Out of them, approximately 800 were civilians and 170 children.
According to an authentic report, only one out of every 7 drone attacks in Pakistan kills a militant leader.
The majority of those killed in such strikes were not important insurgent commanders rather they were later identified as low-level fighters alongwith a small number of civilians.
Reportedly, al Qaeda and TTP recruitment campaign witnessed a great upsurge as affectees of drone attacks joined terrorists to avenge Americans.
The resultant grievances of local tribesmen have led majority of them to join hands with terrorists while others in anger or desperation developed negative sentiments towards law-enforcement agencies.
CIA is surely seeking to kill terrorists yet these drones are launched with full knowledge that civilians are likely to be killed alongwith the target.
Locals are often afraid to offer aid to victims in the aftermath of a strike because the drones continue to hover overhead.
In June 2009, a drone attack targeted a funeral gathering of about 5,000 people with reports that Baitullah Mehsud would be attending the funeral, but Mehsud escaped unharmed.
Instead, around 83 people, including children and tribal elders, died in that failed operation. American drones have also targeted weddings and State sanctioned anti-Taliban jirgas, like the one set up to solve a local dispute in Datta Khel in March 2011 where 53 people, including children and tribal elders, were killed.
Majority of Pakistanis believe that US drone attacks in Pakistan are infact an attack on their country’s sovereignty and lack morality.

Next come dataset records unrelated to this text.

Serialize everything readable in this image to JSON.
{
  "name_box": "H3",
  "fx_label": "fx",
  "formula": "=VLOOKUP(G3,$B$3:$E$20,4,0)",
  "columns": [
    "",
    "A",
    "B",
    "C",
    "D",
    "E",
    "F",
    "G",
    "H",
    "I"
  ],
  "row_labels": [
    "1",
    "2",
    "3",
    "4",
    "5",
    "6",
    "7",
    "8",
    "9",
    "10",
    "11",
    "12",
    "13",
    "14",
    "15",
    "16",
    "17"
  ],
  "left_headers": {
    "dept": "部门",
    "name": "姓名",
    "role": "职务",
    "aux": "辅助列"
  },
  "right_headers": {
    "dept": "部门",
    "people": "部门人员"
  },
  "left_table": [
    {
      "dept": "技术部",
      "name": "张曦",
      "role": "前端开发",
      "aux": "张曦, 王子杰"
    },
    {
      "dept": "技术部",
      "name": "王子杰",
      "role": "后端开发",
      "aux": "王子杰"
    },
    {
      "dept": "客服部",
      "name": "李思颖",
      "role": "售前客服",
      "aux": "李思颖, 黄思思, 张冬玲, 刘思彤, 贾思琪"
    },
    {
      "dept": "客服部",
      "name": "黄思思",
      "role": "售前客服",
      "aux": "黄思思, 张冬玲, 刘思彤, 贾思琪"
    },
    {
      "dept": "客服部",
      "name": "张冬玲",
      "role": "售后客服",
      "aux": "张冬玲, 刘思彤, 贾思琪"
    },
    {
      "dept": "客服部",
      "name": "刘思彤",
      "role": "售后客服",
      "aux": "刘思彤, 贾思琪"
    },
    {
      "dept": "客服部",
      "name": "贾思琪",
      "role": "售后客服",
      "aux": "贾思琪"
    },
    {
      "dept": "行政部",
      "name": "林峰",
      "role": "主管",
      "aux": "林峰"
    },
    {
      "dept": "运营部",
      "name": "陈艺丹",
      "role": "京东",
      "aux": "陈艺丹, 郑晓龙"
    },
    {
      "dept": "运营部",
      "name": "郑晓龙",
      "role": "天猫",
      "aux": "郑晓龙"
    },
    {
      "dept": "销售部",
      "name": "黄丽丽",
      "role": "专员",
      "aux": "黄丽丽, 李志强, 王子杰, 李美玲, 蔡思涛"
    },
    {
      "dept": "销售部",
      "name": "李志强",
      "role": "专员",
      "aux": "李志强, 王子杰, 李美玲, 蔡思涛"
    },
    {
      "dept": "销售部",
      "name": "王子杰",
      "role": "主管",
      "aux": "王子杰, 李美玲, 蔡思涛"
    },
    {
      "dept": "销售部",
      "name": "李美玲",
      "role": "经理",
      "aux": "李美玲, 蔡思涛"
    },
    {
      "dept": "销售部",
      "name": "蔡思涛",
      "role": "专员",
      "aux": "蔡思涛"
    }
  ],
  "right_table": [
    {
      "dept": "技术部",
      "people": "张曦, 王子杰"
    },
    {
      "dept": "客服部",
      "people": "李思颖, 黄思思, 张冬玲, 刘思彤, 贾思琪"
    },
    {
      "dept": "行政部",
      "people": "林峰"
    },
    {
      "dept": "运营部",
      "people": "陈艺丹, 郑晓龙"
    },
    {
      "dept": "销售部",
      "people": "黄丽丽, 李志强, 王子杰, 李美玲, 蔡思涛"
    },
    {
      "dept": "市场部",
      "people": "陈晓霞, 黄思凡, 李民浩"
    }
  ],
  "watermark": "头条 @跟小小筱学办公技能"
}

A resident of Peshawar, Shahzad Khan Aurakzai, said that he did not know whether US was interested in realising or not but continuous drone attacks were creating more and more hatred against Americans.

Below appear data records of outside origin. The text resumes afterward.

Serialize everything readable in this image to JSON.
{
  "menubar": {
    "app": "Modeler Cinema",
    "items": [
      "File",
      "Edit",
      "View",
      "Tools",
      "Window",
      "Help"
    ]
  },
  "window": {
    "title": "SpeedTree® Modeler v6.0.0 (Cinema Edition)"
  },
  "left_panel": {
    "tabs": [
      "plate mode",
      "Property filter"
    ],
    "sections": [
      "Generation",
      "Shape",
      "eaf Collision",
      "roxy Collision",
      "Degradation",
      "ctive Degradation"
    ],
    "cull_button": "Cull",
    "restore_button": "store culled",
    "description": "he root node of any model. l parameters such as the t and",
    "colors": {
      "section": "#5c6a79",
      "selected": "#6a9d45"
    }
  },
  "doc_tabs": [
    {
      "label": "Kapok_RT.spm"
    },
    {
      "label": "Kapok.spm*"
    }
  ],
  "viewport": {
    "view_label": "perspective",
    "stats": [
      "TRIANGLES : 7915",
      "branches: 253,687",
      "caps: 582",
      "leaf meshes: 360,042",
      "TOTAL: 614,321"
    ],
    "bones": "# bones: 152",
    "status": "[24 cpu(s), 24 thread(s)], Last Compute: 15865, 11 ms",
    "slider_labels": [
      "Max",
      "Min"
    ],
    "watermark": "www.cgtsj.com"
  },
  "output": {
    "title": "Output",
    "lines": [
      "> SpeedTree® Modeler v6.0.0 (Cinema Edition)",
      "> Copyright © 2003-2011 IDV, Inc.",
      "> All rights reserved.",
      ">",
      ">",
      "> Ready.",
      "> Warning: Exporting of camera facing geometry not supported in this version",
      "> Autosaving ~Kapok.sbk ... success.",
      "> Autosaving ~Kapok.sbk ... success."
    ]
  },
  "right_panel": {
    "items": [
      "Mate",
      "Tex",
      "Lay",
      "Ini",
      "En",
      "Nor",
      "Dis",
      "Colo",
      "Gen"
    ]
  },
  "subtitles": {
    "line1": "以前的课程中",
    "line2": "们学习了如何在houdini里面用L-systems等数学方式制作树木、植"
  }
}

Recent polls have also revealed that 97 per cent of Pakistanis disapprove drones attacks and 73 per cent view America unfavourably. Moreover, plurality of respondents in Tribal Areas is of the conviction that US is primarily responsible for violence in the region.
Recently, a short film on drone attacks in Pakistan titled “The Other Side”, made by students of Iqra University, was awarded with ‘Best Audience Award at National Film Festival for Talented Youth in Washington DC.

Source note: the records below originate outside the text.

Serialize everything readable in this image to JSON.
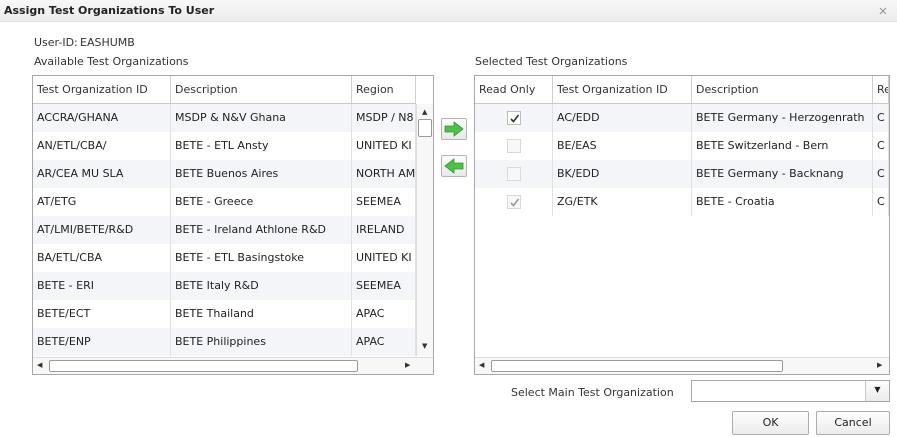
{
  "window": {
    "title": "Assign Test Organizations To User"
  },
  "user": {
    "label": "User-ID:",
    "value": "EASHUMB"
  },
  "available": {
    "label": "Available Test Organizations",
    "columns": [
      "Test Organization ID",
      "Description",
      "Region"
    ],
    "rows": [
      [
        "ACCRA/GHANA",
        "MSDP & N&V Ghana",
        "MSDP / N8"
      ],
      [
        "AN/ETL/CBA/",
        "BETE - ETL Ansty",
        "UNITED KI"
      ],
      [
        "AR/CEA MU SLA",
        "BETE Buenos Aires",
        "NORTH AM"
      ],
      [
        "AT/ETG",
        "BETE - Greece",
        "SEEMEA"
      ],
      [
        "AT/LMI/BETE/R&D",
        "BETE - Ireland Athlone R&D",
        "IRELAND"
      ],
      [
        "BA/ETL/CBA",
        "BETE - ETL Basingstoke",
        "UNITED KI"
      ],
      [
        "BETE - ERI",
        "BETE Italy R&D",
        "SEEMEA"
      ],
      [
        "BETE/ECT",
        "BETE Thailand",
        "APAC"
      ],
      [
        "BETE/ENP",
        "BETE Philippines",
        "APAC"
      ]
    ]
  },
  "selected": {
    "label": "Selected Test Organizations",
    "columns": [
      "Read Only",
      "Test Organization ID",
      "Description",
      "Re"
    ],
    "rows": [
      {
        "read_only": true,
        "enabled": true,
        "id": "AC/EDD",
        "description": "BETE Germany - Herzogenrath",
        "region": "C"
      },
      {
        "read_only": false,
        "enabled": false,
        "id": "BE/EAS",
        "description": "BETE Switzerland - Bern",
        "region": "C"
      },
      {
        "read_only": false,
        "enabled": false,
        "id": "BK/EDD",
        "description": "BETE Germany - Backnang",
        "region": "C"
      },
      {
        "read_only": true,
        "enabled": false,
        "id": "ZG/ETK",
        "description": "BETE - Croatia",
        "region": "C"
      }
    ]
  },
  "main_org": {
    "label": "Select Main Test Organization",
    "value": ""
  },
  "buttons": {
    "ok": "OK",
    "cancel": "Cancel"
  },
  "icons": {
    "add": "arrow-right-icon",
    "remove": "arrow-left-icon",
    "accent": "#4cc24c"
  }
}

The 20-minute film revolved around the idea of assessing social, psychological and economic effects of drones on people in Tribal Areas.
The film identified problems faced by families who became victims of drone missiles and unearthed how terrorist groups exploit victimised families for their vested interests.
But unfortunately, US persistently stressed that drones were effective only against terrorists and were genuinely legal.
John Brennan, the US Counter Terrorism Adviser, might have not thoroughly studied his own country’s Constitution and UN Charter while stressing that US drone strikes were legal, ethical and wise. If legality of these attacks in terms of international law is considered, the first point of concern is that US is indifferently carrying out these attacks without consent of Pakistani government, thus infringing on its sovereignty.
Similarly, Richard Flak, professor of international affairs and politics at Princeton University believed that the widespread killing of civilians in drone strikes established the act as “war crimes.”
An American writer Conor Murphy also criticised US President Barack Obama’s increasingly hawkish foreign policy, asserting that the US leader lacked Constitutional or international authority to pursue drone attacks against Pakistan.
The criticism does not end here. Another international law expert Professor Mary Ellen O, Connell seriously questioned the legality of drone attacks in Pakistan in a powerful testimony before the US Congress.
She ascertained that as US was not at war with Pakistan ,therefore, using the justification of war to authorise the killings was “to violate fundamental human rights principle.”
To annul the present standoff between Pak-US relationship, a comprehensive joint drone strategy by the two countries is needed, which may ensure minimal collateral damage and killings of hardcore militants.
One thing is clear that the US existing drone strategy in Pakistan is proving counter- productive, strengthening militants’ hands and eventually benefitting US and Pakistan’s common enemy. US think-tanks and policymakers must give this a serious thought that whether drones are part of the solution or problem?.